Merdekapos.com, Jakarta –Draf Rancangan Kitab Undang-Undang Hukum Acara Pidana (RKUHAP) mengatur mengenai mekanisme restorative justice atau keadilan restoratif sebagai alternatif penyelesaian perkara di luar pengadilan. Namun, tidak semua kasus dapat diselesaikan dengan mekanisme ini.

Dalam Pasal 77 draf RKUHAP, terdapat beberapa tindak pidana yang dikecualikan dari mekanisme restorative justice, di antaranya:

  1. Tindak pidana yang mengancam keamanan negara
  2. Pelanggaran terhadap martabat Presiden dan Wakil Presiden
  3. Kejahatan terhadap negara sahabat, kepala negara sahabat, dan wakilnya
  4. Tindak pidana yang mengganggu ketertiban umum dan kesusilaan
  5. Tindak pidana terorisme
  6. Kasus korupsi
  7. Tindak pidana tanpa korban
  8. Kejahatan yang diancam dengan hukuman penjara minimal lima tahun atau lebih, kecuali akibat kelalaian
  9. Tindak pidana yang mengancam nyawa orang lain
  10. Kasus dengan ancaman hukuman minimum khusus
  11. Kejahatan yang berpotensi membahayakan atau merugikan masyarakat secara luas
  12. Tindak pidana narkotika, kecuali bagi pengguna yang bukan bagian dari jaringan peredaran narkoba

Draf RKUHAP juga menjelaskan bagaimana mekanisme restorative justice dapat diterapkan dalam penyelesaian perkara di luar pengadilan, sebagaimana tercantum dalam Pasal 74. Penyelesaian perkara melalui pendekatan ini bisa dilakukan di tahap penyelidikan, penyidikan, atau penuntutan.

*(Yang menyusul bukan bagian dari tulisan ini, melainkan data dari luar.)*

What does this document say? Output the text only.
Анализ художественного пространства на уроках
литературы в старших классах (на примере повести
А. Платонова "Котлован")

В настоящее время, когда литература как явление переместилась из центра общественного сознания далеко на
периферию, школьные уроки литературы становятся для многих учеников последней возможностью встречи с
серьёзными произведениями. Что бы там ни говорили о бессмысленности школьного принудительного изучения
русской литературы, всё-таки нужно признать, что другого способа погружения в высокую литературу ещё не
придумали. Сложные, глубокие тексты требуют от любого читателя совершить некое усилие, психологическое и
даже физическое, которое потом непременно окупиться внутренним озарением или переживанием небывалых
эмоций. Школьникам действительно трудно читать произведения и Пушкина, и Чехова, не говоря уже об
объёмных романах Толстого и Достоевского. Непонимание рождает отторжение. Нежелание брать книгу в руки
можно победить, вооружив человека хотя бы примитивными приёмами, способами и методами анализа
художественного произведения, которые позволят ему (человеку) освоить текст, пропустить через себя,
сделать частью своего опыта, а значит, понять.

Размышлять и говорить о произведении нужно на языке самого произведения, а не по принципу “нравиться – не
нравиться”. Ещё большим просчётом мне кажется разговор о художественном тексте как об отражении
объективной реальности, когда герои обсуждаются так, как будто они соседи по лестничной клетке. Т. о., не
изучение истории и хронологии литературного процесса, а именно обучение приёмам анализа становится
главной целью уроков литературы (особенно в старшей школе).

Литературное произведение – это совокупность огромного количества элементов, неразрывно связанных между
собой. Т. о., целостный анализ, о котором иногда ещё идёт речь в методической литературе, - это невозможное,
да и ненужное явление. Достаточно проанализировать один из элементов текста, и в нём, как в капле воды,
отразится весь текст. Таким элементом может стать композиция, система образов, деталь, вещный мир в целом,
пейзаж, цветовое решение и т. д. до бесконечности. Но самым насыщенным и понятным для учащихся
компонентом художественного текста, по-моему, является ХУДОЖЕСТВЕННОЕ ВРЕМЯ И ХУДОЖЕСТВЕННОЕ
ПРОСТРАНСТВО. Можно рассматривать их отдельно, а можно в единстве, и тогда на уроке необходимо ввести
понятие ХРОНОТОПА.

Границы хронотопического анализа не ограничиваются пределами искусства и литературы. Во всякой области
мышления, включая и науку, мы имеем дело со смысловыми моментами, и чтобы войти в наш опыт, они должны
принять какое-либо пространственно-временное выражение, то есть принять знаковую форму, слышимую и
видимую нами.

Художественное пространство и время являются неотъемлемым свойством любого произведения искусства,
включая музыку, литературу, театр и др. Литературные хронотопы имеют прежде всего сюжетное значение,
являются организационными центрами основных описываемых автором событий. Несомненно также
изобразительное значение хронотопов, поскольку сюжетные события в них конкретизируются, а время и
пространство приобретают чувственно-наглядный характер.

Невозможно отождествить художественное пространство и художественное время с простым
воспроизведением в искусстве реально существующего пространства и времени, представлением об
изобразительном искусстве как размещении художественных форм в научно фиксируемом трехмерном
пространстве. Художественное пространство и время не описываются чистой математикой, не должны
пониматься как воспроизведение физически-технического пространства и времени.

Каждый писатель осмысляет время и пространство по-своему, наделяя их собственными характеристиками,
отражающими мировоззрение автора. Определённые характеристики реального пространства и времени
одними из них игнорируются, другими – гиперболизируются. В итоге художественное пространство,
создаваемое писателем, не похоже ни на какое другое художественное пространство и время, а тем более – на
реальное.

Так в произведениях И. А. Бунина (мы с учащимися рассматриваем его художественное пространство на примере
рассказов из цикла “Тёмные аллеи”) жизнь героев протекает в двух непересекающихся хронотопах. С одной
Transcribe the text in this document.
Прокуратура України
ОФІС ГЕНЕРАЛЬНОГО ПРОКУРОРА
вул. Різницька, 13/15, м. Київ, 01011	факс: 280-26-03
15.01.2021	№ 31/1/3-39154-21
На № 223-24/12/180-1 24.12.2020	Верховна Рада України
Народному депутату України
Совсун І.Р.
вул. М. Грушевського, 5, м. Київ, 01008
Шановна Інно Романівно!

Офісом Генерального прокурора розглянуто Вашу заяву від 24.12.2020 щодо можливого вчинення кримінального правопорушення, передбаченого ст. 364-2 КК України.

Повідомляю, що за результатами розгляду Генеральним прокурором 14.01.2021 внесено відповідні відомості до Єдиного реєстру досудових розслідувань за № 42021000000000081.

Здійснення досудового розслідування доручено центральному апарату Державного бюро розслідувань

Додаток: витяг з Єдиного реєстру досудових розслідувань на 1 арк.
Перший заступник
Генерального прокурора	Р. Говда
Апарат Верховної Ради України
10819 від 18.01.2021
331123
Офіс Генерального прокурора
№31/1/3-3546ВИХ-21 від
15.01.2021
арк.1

Syarat penerapan restorative justice sebagaimana tertuang dalam Pasal 75 antara lain:

  • Pelaku baru pertama kali melakukan tindak pidana
  • Pelaku telah melakukan pemulihan terhadap korban atau keadaan semula
  • Telah terjadi kesepakatan damai antara korban dan pelaku

Sementara itu, Pasal 76 menyebutkan bahwa penyelesaian perkara di luar pengadilan dapat diajukan oleh:

  • Pelaku tindak pidana, tersangka, terdakwa, atau keluarganya
  • Korban tindak pidana atau keluarganya

Selain permohonan dari pihak terkait, penyelesaian perkara dengan restorative justice juga bisa ditawarkan oleh penyelidik, penyidik, atau penuntut umum kepada korban dan tersangka.

Dalam Pasal 76 Ayat (2) ditekankan bahwa proses ini harus berlangsung secara sukarela, tanpa adanya tekanan, paksaan, atau intimidasi.

Draf RKUHAP membuka peluang bagi penyelesaian kasus pidana di luar jalur pengadilan melalui restorative justice, tetapi tetap membatasi penerapannya pada tindak pidana tertentu.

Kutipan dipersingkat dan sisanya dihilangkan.